Gepubliceerd: 23 november 2015
Indiener(s): Ronald Plasterk (minister binnenlandse zaken en koninkrijksrelaties) (PvdA)
Onderwerpen: ouderen sociale zekerheid
Bron: https://zoek.officielebekendmakingen.nl/kst-34321-6.html
ID: 34321-6

Nr. 6 NOTA NAAR AANLEIDING VAN HET VERSLAG

Ontvangen 25 november 2015

Met belangstelling heb ik kennis genomen van het verslag van de vaste commissie voor Binnenlandse Zaken. Tevens heb ik kennis genomen van hetgeen met betrekking tot het onderhavige wetsvoorstel aan de orde is gekomen tijdens het door de commissie georganiseerde rondetafelgesprek op 11 november jl. De gestelde vragen geven mij de gelegenheid de inhoud van dit voorstel te verduidelijken.

I. Algemeen

De leden van de VVD-fractie vragen waarom het wetsvoorstel niet eerder is ingediend, nu de loonruimte-overeenkomst in juli van dit jaar is overeengekomen, en het wetsvoorstel eigenlijk op 1 januari 2016 in werking moet treden.

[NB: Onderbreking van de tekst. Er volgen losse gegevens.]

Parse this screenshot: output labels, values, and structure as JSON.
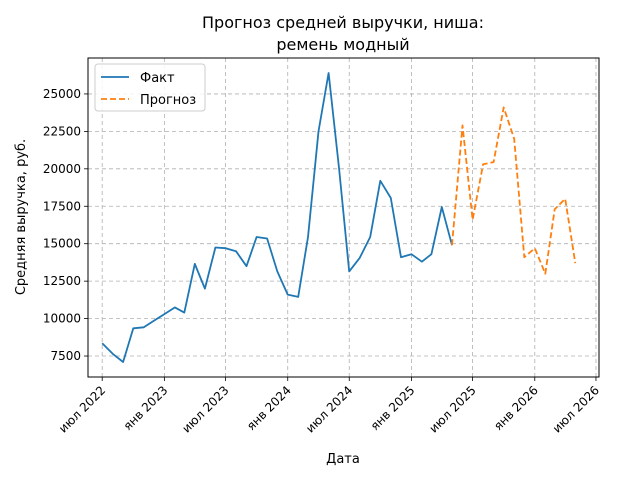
{
  "chart_data": {
    "type": "line",
    "title_line1": "Прогноз средней выручки, ниша:",
    "title_line2": "ремень модный",
    "xlabel": "Дата",
    "ylabel": "Средняя выручка, руб.",
    "grid": true,
    "legend_position": "top-left",
    "colors": {
      "fact": "#1f77b4",
      "forecast": "#ff7f0e",
      "grid": "#b0b0b0"
    },
    "x_ticks": [
      {
        "date": "2022-07-01",
        "label": "июл 2022"
      },
      {
        "date": "2023-01-01",
        "label": "янв 2023"
      },
      {
        "date": "2023-07-01",
        "label": "июл 2023"
      },
      {
        "date": "2024-01-01",
        "label": "янв 2024"
      },
      {
        "date": "2024-07-01",
        "label": "июл 2024"
      },
      {
        "date": "2025-01-01",
        "label": "янв 2025"
      },
      {
        "date": "2025-07-01",
        "label": "июл 2025"
      },
      {
        "date": "2026-01-01",
        "label": "янв 2026"
      },
      {
        "date": "2026-07-01",
        "label": "июл 2026"
      }
    ],
    "y_ticks": [
      {
        "value": 7500,
        "label": "7500"
      },
      {
        "value": 10000,
        "label": "10000"
      },
      {
        "value": 12500,
        "label": "12500"
      },
      {
        "value": 15000,
        "label": "15000"
      },
      {
        "value": 17500,
        "label": "17500"
      },
      {
        "value": 20000,
        "label": "20000"
      },
      {
        "value": 22500,
        "label": "22500"
      },
      {
        "value": 25000,
        "label": "25000"
      }
    ],
    "xlim": [
      "2022-05-20",
      "2026-07-10"
    ],
    "ylim": [
      6100,
      27400
    ],
    "series": [
      {
        "name": "Факт",
        "style": "solid",
        "x": [
          "2022-07-01",
          "2022-08-01",
          "2022-09-01",
          "2022-10-01",
          "2022-11-01",
          "2022-12-01",
          "2023-01-01",
          "2023-02-01",
          "2023-03-01",
          "2023-04-01",
          "2023-05-01",
          "2023-06-01",
          "2023-07-01",
          "2023-08-01",
          "2023-09-01",
          "2023-10-01",
          "2023-11-01",
          "2023-12-01",
          "2024-01-01",
          "2024-02-01",
          "2024-03-01",
          "2024-04-01",
          "2024-05-01",
          "2024-06-01",
          "2024-07-01",
          "2024-08-01",
          "2024-09-01",
          "2024-10-01",
          "2024-11-01",
          "2024-12-01",
          "2025-01-01",
          "2025-02-01",
          "2025-03-01",
          "2025-04-01",
          "2025-05-01"
        ],
        "y": [
          8350,
          7650,
          7100,
          9350,
          9420,
          9850,
          10300,
          10750,
          10400,
          13650,
          12000,
          14750,
          14700,
          14500,
          13500,
          15450,
          15350,
          13150,
          11600,
          11450,
          15450,
          22500,
          26400,
          20000,
          13150,
          14050,
          15450,
          19200,
          18050,
          14100,
          14300,
          13800,
          14300,
          17450,
          14900
        ]
      },
      {
        "name": "Прогноз",
        "style": "dashed",
        "x": [
          "2025-05-01",
          "2025-06-01",
          "2025-07-01",
          "2025-08-01",
          "2025-09-01",
          "2025-10-01",
          "2025-11-01",
          "2025-12-01",
          "2026-01-01",
          "2026-02-01",
          "2026-03-01",
          "2026-04-01",
          "2026-05-01"
        ],
        "y": [
          14900,
          22900,
          16600,
          20300,
          20450,
          24100,
          22000,
          14100,
          14700,
          13000,
          17300,
          18000,
          13700
        ]
      }
    ]
  }
}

De loonruimte-overeenkomst heeft zowel betrekking op enkele arbeidsvoorwaardelijke afspraken tussen sociale partners, als op afspraken over pensioen. De sociale partners in de Pensioenkamer hebben in hun overleg van 3 september de afspraken uit de loonruimte-overeenkomst voor zover die betrekking hebben op pensioen bekrachtigd. De Pensioenkamer is de overlegtafel voor formele besluitvorming over pensioen. Op de sectorale tafels zijn of worden de andere arbeidsvoorwaarden bekrachtigd (zoals de afgesproken loonsverhoging). De regering heeft de achterbanraadpleging van de loonruimte-overeenkomst willen afwachten voor het wetgevingsproces in gang te zetten.

Aangezien sociale partners hebben afgesproken dat per 1 januari 2016 over wordt gestapt op prijsindexatie is spoedige besluitvorming noodzakelijk. Het ABP heeft ook op deze spoedige behandeling gewezen vanwege de uitvoeringsproblematiek (zie bijlage 1: Brief van het ABP met als onderwerp: Wijziging Wet privatisering ABP, van 5 november 2015).

De leden van de SP-fractie vragen of in overweging wordt genomen de behandeling van deze wet uit te stellen, om eerst duidelijkheid te krijgen wat de gevolgen zullen zijn van het gesloten loonakkoord voor het ABP, omdat ook deze wet van invloed is. De genoemde leden kunnen daardoor geen evenwichtige afweging maken over de gevolgen van deze wet.

Sociale partners hebben afgesproken om per 1 januari 2016 over te gaan op prijsindexatie. Uitstel van dit wetsvoorstel past daar dan niet in. Daarbij dient opgemerkt te worden dat het wetsvoorstel geen indexatiewijze voorschrijft, maar aan sociale partners een keuze biedt ten aanzien van de wijze waarop pensioenen en pensioenaanspraken in de toekomst geïndexeerd worden.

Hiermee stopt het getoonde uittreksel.